Great, keep us updated!


----------



## JesseD (Mar 26, 2003)

i dunno man, they sound pretty violent towards each other. i wouldnt want something to happen to either fish


----------



## NIKE (Jan 27, 2003)

what i like to call the begining of my weekly spawning that takes place is, battle royal







because when the male and female sneak over to the right side of the tank and pair off. they don't get the privacy they want at the begining.







there usually is two or three p's that follow kinda like three horny men, arround a hottie







at the bar. they have several little disputes!! although they seem to clear away the unwanted p's only to have a little fin nipping and quarrels, of there own f/play. then after awhile they digging of the nest and spawning takes place over several hours, but mostly night time.

how does this help you!!! not sure really, but i just wanted you to no that breeding is not sweet and gentle







it looks like they are verry much not enjoying it, but they still proceed with it.

i think your odds would be alot better, to have them together. then when and if any signs of spawning takes place. you will only no for sure you have a male/female this way other wise it's only a guess!!

good-luck


----------



## Poseidon X (Jan 31, 2003)

We have good reason to believe that this is definately a male and female. I know that piranhas are not sexually demorphic, but im not so sure with Brandtii. It seems that the males have a variation to their dorsal fin. I have observed this on several Brandtii owned from different members. Generally all the ones that are reported as out going... glass attacking, crazy fish all have this slope in curve at the bottom of their dorsal fin. The others that are reported as being shy and are less outgoing, have a dorsal in which the last rays come straight out and do not curve. You can see this differences on various brandtii and i have been noticing it for awhile now. Nickgs at fishpost for example.. has the curve, and his fish is pretty out going.. my big guy has the curve and he is pretty pyscho.. Serrapygos and my other brandtii both have straight dorsals and they are both timid. I have seen lots of other pictures of two drasitcally different fins, im not sure if this is a regional variant yet or what.. only an observation.

I assume your were talking about breeding pygos in the last post?

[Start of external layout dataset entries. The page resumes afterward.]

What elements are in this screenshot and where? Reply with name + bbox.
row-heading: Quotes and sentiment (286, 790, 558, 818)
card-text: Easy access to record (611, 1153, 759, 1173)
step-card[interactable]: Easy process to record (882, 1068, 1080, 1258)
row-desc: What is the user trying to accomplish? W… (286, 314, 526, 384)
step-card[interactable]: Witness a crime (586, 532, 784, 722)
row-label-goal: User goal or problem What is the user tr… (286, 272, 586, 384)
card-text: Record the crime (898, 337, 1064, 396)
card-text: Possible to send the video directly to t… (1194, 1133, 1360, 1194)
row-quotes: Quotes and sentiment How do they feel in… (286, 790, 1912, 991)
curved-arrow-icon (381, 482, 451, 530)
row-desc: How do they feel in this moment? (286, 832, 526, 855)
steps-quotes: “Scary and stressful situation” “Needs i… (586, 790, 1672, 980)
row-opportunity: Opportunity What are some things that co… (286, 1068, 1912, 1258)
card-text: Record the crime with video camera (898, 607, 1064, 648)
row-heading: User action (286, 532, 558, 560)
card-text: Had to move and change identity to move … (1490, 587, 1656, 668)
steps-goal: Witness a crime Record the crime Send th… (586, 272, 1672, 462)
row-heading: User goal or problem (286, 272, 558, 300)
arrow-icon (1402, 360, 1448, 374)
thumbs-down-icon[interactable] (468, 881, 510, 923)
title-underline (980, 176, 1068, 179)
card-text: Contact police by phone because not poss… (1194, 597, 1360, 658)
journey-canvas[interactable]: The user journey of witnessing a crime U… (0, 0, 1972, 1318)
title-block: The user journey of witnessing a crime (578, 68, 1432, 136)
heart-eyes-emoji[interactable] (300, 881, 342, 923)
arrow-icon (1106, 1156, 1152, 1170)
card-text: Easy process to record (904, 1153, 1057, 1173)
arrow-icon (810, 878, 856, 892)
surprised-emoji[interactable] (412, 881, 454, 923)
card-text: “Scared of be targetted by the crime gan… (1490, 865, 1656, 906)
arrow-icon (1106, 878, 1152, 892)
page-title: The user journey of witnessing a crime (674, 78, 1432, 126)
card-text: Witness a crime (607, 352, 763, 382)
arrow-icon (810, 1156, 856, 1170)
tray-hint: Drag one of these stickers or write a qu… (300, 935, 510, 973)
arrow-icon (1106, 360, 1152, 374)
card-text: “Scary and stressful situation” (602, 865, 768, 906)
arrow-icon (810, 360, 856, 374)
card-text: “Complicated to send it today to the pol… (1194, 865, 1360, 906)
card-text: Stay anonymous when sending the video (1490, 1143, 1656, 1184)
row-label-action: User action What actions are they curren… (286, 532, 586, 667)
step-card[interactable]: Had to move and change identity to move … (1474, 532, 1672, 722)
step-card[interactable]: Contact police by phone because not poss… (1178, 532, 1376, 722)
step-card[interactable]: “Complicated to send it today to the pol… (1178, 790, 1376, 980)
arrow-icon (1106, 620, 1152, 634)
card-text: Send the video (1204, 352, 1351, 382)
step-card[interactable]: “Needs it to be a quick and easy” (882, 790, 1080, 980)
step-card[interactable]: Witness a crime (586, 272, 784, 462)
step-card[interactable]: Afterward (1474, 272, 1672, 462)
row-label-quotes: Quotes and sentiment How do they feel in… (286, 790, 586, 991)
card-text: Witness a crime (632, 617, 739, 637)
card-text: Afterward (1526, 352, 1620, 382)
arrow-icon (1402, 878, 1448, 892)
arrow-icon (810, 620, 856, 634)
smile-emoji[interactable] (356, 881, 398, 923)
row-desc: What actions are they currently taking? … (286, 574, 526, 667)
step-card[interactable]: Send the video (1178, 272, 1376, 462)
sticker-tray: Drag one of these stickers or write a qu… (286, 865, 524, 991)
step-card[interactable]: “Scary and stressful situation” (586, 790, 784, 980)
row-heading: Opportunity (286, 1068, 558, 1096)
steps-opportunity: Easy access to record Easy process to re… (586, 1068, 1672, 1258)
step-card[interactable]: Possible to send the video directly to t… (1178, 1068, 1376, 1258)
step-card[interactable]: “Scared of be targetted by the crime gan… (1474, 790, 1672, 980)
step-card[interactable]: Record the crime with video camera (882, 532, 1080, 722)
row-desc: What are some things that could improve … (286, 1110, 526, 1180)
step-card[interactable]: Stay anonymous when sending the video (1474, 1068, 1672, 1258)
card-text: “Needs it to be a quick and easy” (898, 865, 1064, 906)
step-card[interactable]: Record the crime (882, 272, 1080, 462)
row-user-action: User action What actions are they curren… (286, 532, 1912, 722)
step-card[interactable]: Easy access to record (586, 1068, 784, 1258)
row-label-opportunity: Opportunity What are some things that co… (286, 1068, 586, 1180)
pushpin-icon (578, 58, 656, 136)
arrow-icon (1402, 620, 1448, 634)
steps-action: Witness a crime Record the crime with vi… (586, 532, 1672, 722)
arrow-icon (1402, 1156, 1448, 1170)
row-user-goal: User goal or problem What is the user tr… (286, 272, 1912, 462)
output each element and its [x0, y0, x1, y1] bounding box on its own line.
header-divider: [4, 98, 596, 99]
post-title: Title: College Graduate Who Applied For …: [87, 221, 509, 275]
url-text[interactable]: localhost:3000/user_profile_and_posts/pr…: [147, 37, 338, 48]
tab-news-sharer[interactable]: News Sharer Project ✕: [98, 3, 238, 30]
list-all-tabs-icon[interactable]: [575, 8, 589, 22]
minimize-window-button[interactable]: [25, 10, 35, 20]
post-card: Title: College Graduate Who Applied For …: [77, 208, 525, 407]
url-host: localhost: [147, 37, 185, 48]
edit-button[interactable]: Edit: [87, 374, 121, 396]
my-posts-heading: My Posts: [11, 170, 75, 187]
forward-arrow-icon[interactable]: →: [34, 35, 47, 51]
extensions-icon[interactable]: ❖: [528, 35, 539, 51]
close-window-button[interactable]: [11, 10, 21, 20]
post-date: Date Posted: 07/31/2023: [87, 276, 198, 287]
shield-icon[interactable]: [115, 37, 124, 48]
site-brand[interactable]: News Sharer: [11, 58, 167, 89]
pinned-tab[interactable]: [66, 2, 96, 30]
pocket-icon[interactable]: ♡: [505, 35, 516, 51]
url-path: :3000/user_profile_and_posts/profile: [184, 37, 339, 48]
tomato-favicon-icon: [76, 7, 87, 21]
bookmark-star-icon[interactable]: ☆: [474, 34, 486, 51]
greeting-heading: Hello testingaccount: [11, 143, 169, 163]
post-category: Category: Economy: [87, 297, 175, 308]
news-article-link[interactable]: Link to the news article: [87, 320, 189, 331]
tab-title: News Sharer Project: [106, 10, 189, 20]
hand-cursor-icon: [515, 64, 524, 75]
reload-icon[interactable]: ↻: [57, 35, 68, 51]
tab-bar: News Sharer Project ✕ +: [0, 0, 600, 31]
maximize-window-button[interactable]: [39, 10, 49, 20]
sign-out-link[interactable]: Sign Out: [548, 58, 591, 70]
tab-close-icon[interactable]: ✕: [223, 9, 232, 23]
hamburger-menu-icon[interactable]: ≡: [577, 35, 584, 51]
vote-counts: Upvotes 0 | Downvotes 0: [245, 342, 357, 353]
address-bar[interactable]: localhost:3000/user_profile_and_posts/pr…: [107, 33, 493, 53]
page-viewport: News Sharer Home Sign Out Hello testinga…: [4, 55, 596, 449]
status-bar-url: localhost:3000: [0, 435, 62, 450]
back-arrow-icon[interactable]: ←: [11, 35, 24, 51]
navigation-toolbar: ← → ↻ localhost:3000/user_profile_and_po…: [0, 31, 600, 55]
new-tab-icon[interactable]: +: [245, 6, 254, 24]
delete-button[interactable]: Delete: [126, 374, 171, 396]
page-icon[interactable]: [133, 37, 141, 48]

Pygo breeding sounds pretty violent.. i couldnt even imagine what serras are like when they are breeding. I believe frank has said they breed differently... there is really not that much data on serrsalmus breeding compared to pygos so its really hard to know what to expect


----------



## NIKE (Jan 27, 2003)

yes i was talking on my experience whith my rbp's







thats why i wasn't sure if it would help you or not. but i am only "guessing" that they would play rough also, good luck again


----------